Militärisch wichtige Infrastruktur (z. B. Brücken, Landefelder auf Fliegerhorsten) wurden beim Herannahen der alliierten Truppen mit Sprengladungen versehen. Die Sprengladungen waren von der Art der eingesetzten Sprengkörper und deren Anordnung so ausgelegt, dass das Bauwerk zerstört und für eine weitere Nutzung unbrauchbar werden würde. Bei den Sprengladungen kann es sich um reine Explosivstoffkörper oder zweckentfremdete Bomben, Granaten etc. handeln.
Kampfmittelbelastungen, die aus Bodenkämpfen resultieren, beinhalten ein weites Spektrum an möglichen Kampfmitteln. Hierzu gehören u. a. ehemals als Infanterie-, Panzer-, Artillerie- und Pioniermunition eingesetzte Kampfmittel. Die konkrete Ausprägung ist situativ bedingt und kann deshalb nicht allgemeingültig angegeben werden.
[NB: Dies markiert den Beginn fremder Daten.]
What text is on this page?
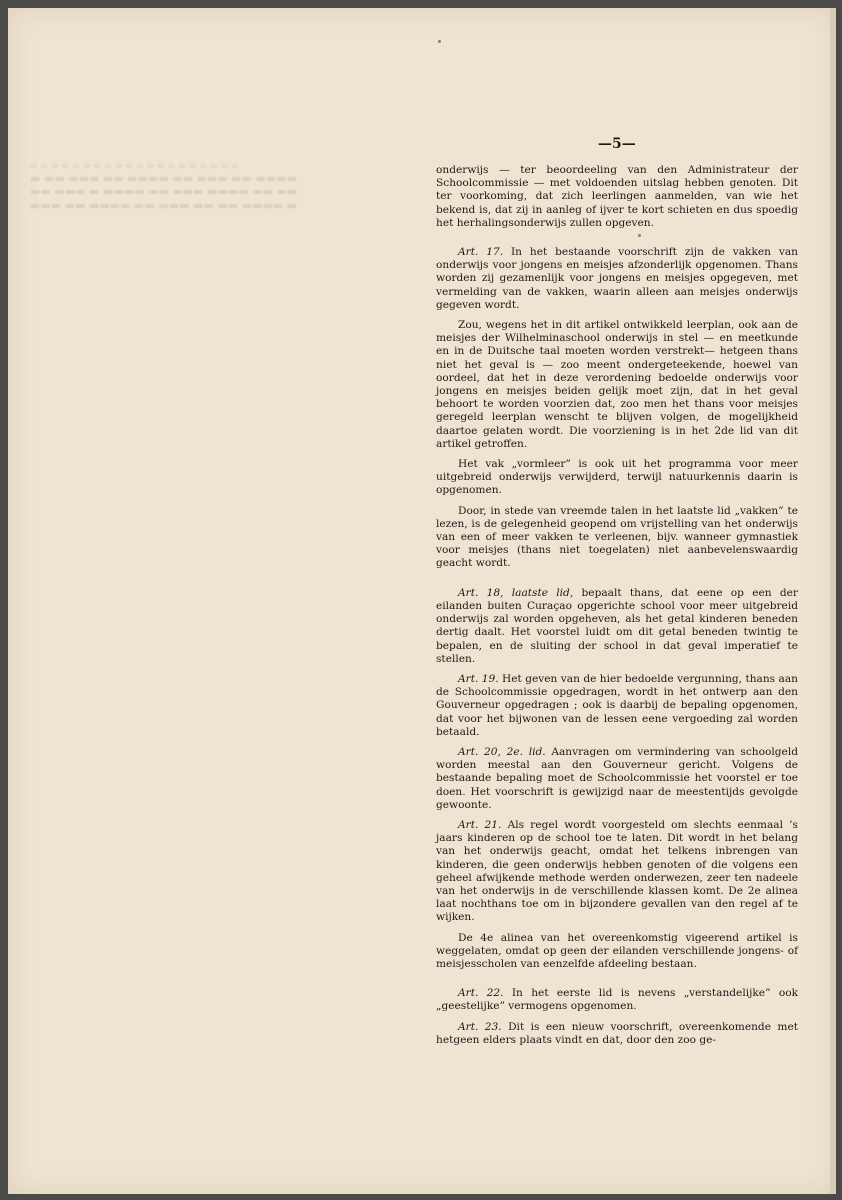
ⴰ ⴰ ⴰ ⴰ ⴰ ⴰ ⴰ ⴰ ⴰ ⴰ ⴰ ⴰ ⴰ ⴰ ⴰ ⴰ ⴰ ⴰ ⴰ ⴰ
▬ ▬▬ ▬▬▬ ▬▬ ▬▬▬▬ ▬▬ ▬▬▬ ▬▬ ▬▬▬▬
▬▬ ▬▬▬ ▬ ▬▬▬▬ ▬▬ ▬▬▬ ▬▬▬▬ ▬▬ ▬▬
▬▬▬ ▬▬ ▬▬▬▬ ▬▬ ▬▬▬ ▬▬ ▬▬ ▬▬▬▬ ▬
—5—

onderwijs — ter beoordeeling van den Administrateur der Schoolcommissie — met voldoenden uitslag hebben genoten. Dit ter voorkoming, dat zich leerlingen aanmelden, van wie het bekend is, dat zij in aanleg of ijver te kort schieten en dus spoedig het herhalingsonderwijs zullen opgeven.

Art. 17. In het bestaande voorschrift zijn de vakken van onderwijs voor jongens en meisjes afzonderlijk opgenomen. Thans worden zij gezamenlijk voor jongens en meisjes opgegeven, met vermelding van de vakken, waarin alleen aan meisjes onderwijs gegeven wordt.

Zou, wegens het in dit artikel ontwikkeld leerplan, ook aan de meisjes der Wilhelminaschool onderwijs in stel — en meetkunde en in de Duitsche taal moeten worden verstrekt— hetgeen thans niet het geval is — zoo meent ondergeteekende, hoewel van oordeel, dat het in deze verordening bedoelde onderwijs voor jongens en meisjes beiden gelijk moet zijn, dat in het geval behoort te worden voorzien dat, zoo men het thans voor meisjes geregeld leerplan wenscht te blijven volgen, de mogelijkheid daartoe gelaten wordt. Die voorziening is in het 2de lid van dit artikel getroffen.

Het vak „vormleer” is ook uit het programma voor meer uitgebreid onderwijs verwijderd, terwijl natuurkennis daarin is opgenomen.

Door, in stede van vreemde talen in het laatste lid „vakken” te lezen, is de gelegenheid geopend om vrijstelling van het onderwijs van een of meer vakken te verleenen, bijv. wanneer gymnastiek voor meisjes (thans niet toegelaten) niet aanbevelenswaardig geacht wordt.

Art. 18, laatste lid, bepaalt thans, dat eene op een der eilanden buiten Curaçao opgerichte school voor meer uitgebreid onderwijs zal worden opgeheven, als het getal kinderen beneden dertig daalt. Het voorstel luidt om dit getal beneden twintig te bepalen, en de sluiting der school in dat geval imperatief te stellen.

Art. 19. Het geven van de hier bedoelde vergunning, thans aan de Schoolcommissie opgedragen, wordt in het ontwerp aan den Gouverneur opgedragen ; ook is daarbij de bepaling opgenomen, dat voor het bijwonen van de lessen eene vergoeding zal worden betaald.

Art. 20, 2e. lid. Aanvragen om vermindering van schoolgeld worden meestal aan den Gouverneur gericht. Volgens de bestaande bepaling moet de Schoolcommissie het voorstel er toe doen. Het voorschrift is gewijzigd naar de meestentijds gevolgde gewoonte.

Art. 21. Als regel wordt voorgesteld om slechts eenmaal ’s jaars kinderen op de school toe te laten. Dit wordt in het belang van het onderwijs geacht, omdat het telkens inbrengen van kinderen, die geen onderwijs hebben genoten of die volgens een geheel afwijkende methode werden onderwezen, zeer ten nadeele van het onderwijs in de verschillende klassen komt. De 2e alinea laat nochthans toe om in bijzondere gevallen van den regel af te wijken.

De 4e alinea van het overeenkomstig vigeerend artikel is weggelaten, omdat op geen der eilanden verschillende jongens- of meisjesscholen van eenzelfde afdeeling bestaan.

Art. 22. In het eerste lid is nevens „verstandelijke” ook „geestelijke” vermogens opgenomen.

Art. 23. Dit is een nieuw voorschrift, overeenkomende met hetgeen elders plaats vindt en dat, door den zoo ge-
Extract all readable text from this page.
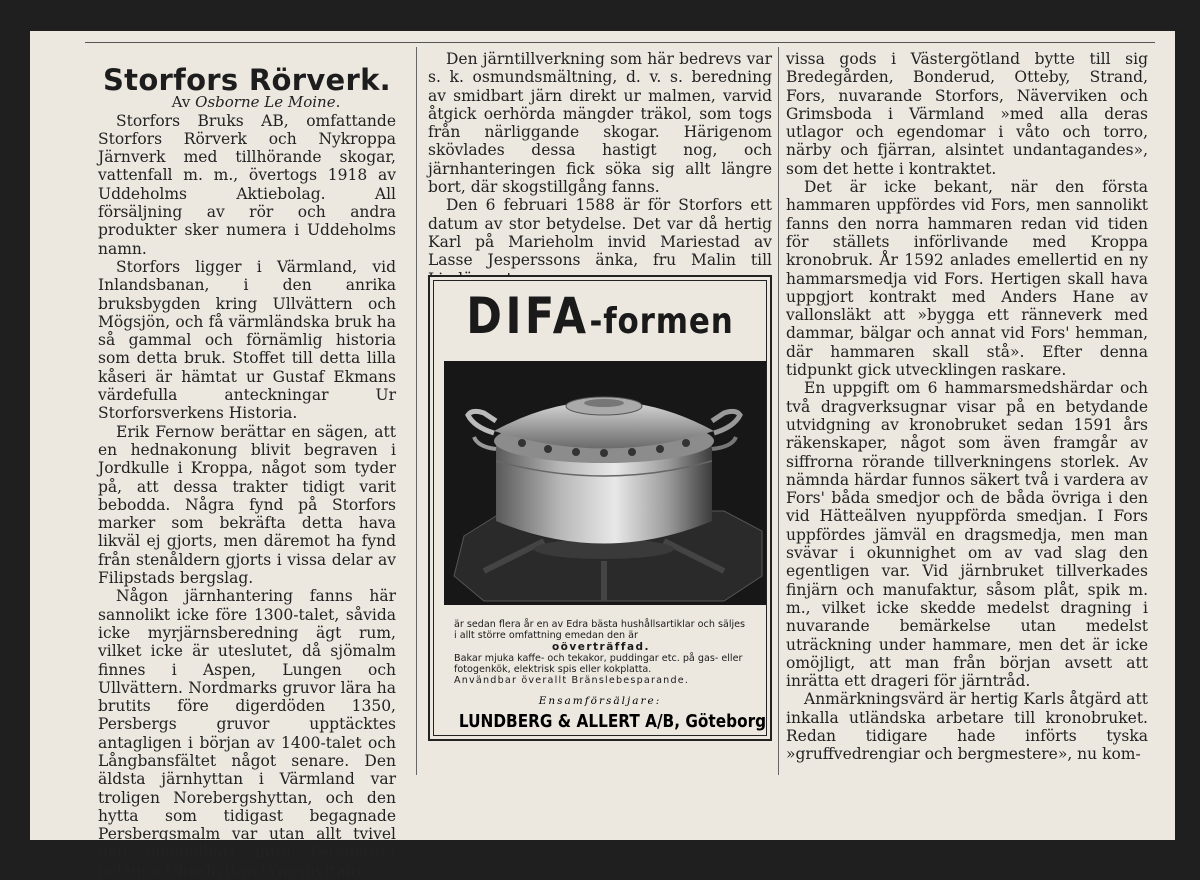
Storfors Rörverk.

Av Osborne Le Moine.

Storfors Bruks AB, omfattande Storfors Rörverk och Nykroppa Järnverk med tillhörande skogar, vattenfall m. m., övertogs 1918 av Uddeholms Aktiebolag. All försäljning av rör och andra produkter sker numera i Uddeholms namn.

Storfors ligger i Värmland, vid Inlandsbanan, i den anrika bruksbygden kring Ullvättern och Mögsjön, och få värmländska bruk ha så gammal och förnämlig historia som detta bruk. Stoffet till detta lilla kåseri är hämtat ur Gustaf Ekmans värdefulla anteckningar Ur Storforsverkens Historia.

Erik Fernow berättar en sägen, att en hednakonung blivit begraven i Jordkulle i Kroppa, något som tyder på, att dessa trakter tidigt varit bebodda. Några fynd på Storfors marker som bekräfta detta hava likväl ej gjorts, men däremot ha fynd från stenåldern gjorts i vissa delar av Filipstads bergslag.

Någon järnhantering fanns här sannolikt icke före 1300-talet, såvida icke myrjärnsberedning ägt rum, vilket icke är uteslutet, då sjömalm finnes i Aspen, Lungen och Ullvättern. Nordmarks gruvor lära ha brutits före digerdöden 1350, Persbergs gruvor upptäcktes antagligen i början av 1400-talet och Långbansfältet något senare. Den äldsta järnhyttan i Värmland var troligen Norebergshyttan, och den hytta som tidigast begagnade Persbergsmalm var utan allt tvivel den omedelbart intill Persberget belägna Öhnshyttan (Yngshyttan).

Den järntillverkning som här bedrevs var s. k. osmundsmältning, d. v. s. beredning av smidbart järn direkt ur malmen, varvid åtgick oerhörda mängder träkol, som togs från närliggande skogar. Härigenom skövlades dessa hastigt nog, och järnhanteringen fick söka sig allt längre bort, där skogstillgång fanns.

Den 6 februari 1588 är för Storfors ett datum av stor betydelse. Det var då hertig Karl på Marieholm invid Mariestad av Lasse Jesperssons änka, fru Malin till

DIFA-formen
är sedan flera år en av Edra bästa hushållsartiklar och säljes i allt större omfattning emedan den är
oöverträffad.
Bakar mjuka kaffe- och tekakor, puddingar etc. på gas- eller fotogenkök, elektrisk spis eller kokplatta.
Användbar överallt Bränslebesparande.
Ensamförsäljare:
LUNDBERG & ALLERT A/B, Göteborg

vissa gods i Västergötland bytte till sig Bredegården, Bonderud, Otteby, Strand, Fors, nuvarande Storfors, Näverviken och Grimsboda i Värmland »med alla deras utlagor och egendomar i våto och torro, närby och fjärran, alsintet undantagandes», som det hette i kontraktet.

Det är icke bekant, när den första hammaren uppfördes vid Fors, men sannolikt fanns den norra hammaren redan vid tiden för ställets införlivande med Kroppa kronobruk. År 1592 anlades emellertid en ny hammarsmedja vid Fors. Hertigen skall hava uppgjort kontrakt med Anders Hane av vallonsläkt att »bygga ett ränneverk med dammar, bälgar och annat vid Fors' hemman, där hammaren skall stå». Efter denna tidpunkt gick utvecklingen raskare.

En uppgift om 6 hammarsmedshärdar och två dragverksugnar visar på en betydande utvidgning av kronobruket sedan 1591 års räkenskaper, något som även framgår av siffrorna rörande tillverkningens storlek. Av nämnda härdar funnos säkert två i vardera av Fors' båda smedjor och de båda övriga i den vid Hätteälven nyuppförda smedjan. I Fors uppfördes jämväl en dragsmedja, men man svävar i okunnighet om av vad slag den egentligen var. Vid järnbruket tillverkades finjärn och manufaktur, såsom plåt, spik m. m., vilket icke skedde medelst dragning i nuvarande bemärkelse utan medelst uträckning under hammare, men det är icke omöjligt, att man från början avsett att inrätta ett drageri för järntråd.

Anmärkningsvärd är hertig Karls åtgärd att inkalla utländska arbetare till kronobruket. Redan tidigare hade införts tyska »gruffvedrengiar och bergmestere», nu kom-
Wegen der sehr unterschiedlichen Ausprägung sowohl hinsichtlich Art, Menge, Zustand, Tiefenlage und sonstiger Fundumstände können allgemeingültige Aussagen zum Gefährdungspotenzial nicht getroffen werden. Die Tatsache, dass in den Stellungen verbliebene Munition in der Regel bezündert war und die Ursachen für die zu Blindgängern geführten Fehlfunktionen nicht bekannt sind bzw. am gefundenen Kampfmittel nicht festgestellt werden können, verursacht für derartige Kampfmittelbelastungen zunächst ein grundsätzlich hohes Gefährdungspotenzial. Eine abschließende Bewertung ist nur durch eine standortspezifische Gefährdungsabschätzung möglich.
Kampfmittelbelastungen aus Bodenkämpfen können regional bedeutend sein. Gebiete mit schweren Kampfhandlungen sind bekannt. Allerdings ist davon auszugehen, dass eine große Zahl der mehr kleinräumig, lokal ausgebildeten Kampfgebiete und die damit verbundenen Kampfmittelbelastungen heute nicht mehr bekannt sind. Dies schmälert allerdings nicht die Relevanz der Kampfmittelbelastung aus Bodenkämpfen.
Das Kampfmittelinventar und die teilweise großräumigen Kampfgebiete sowie die vielen lokal ausgebildeten, aber nicht mehr hinreichend bekannten Flächen können eine Gefährdung für die Schutzgüter darstellen.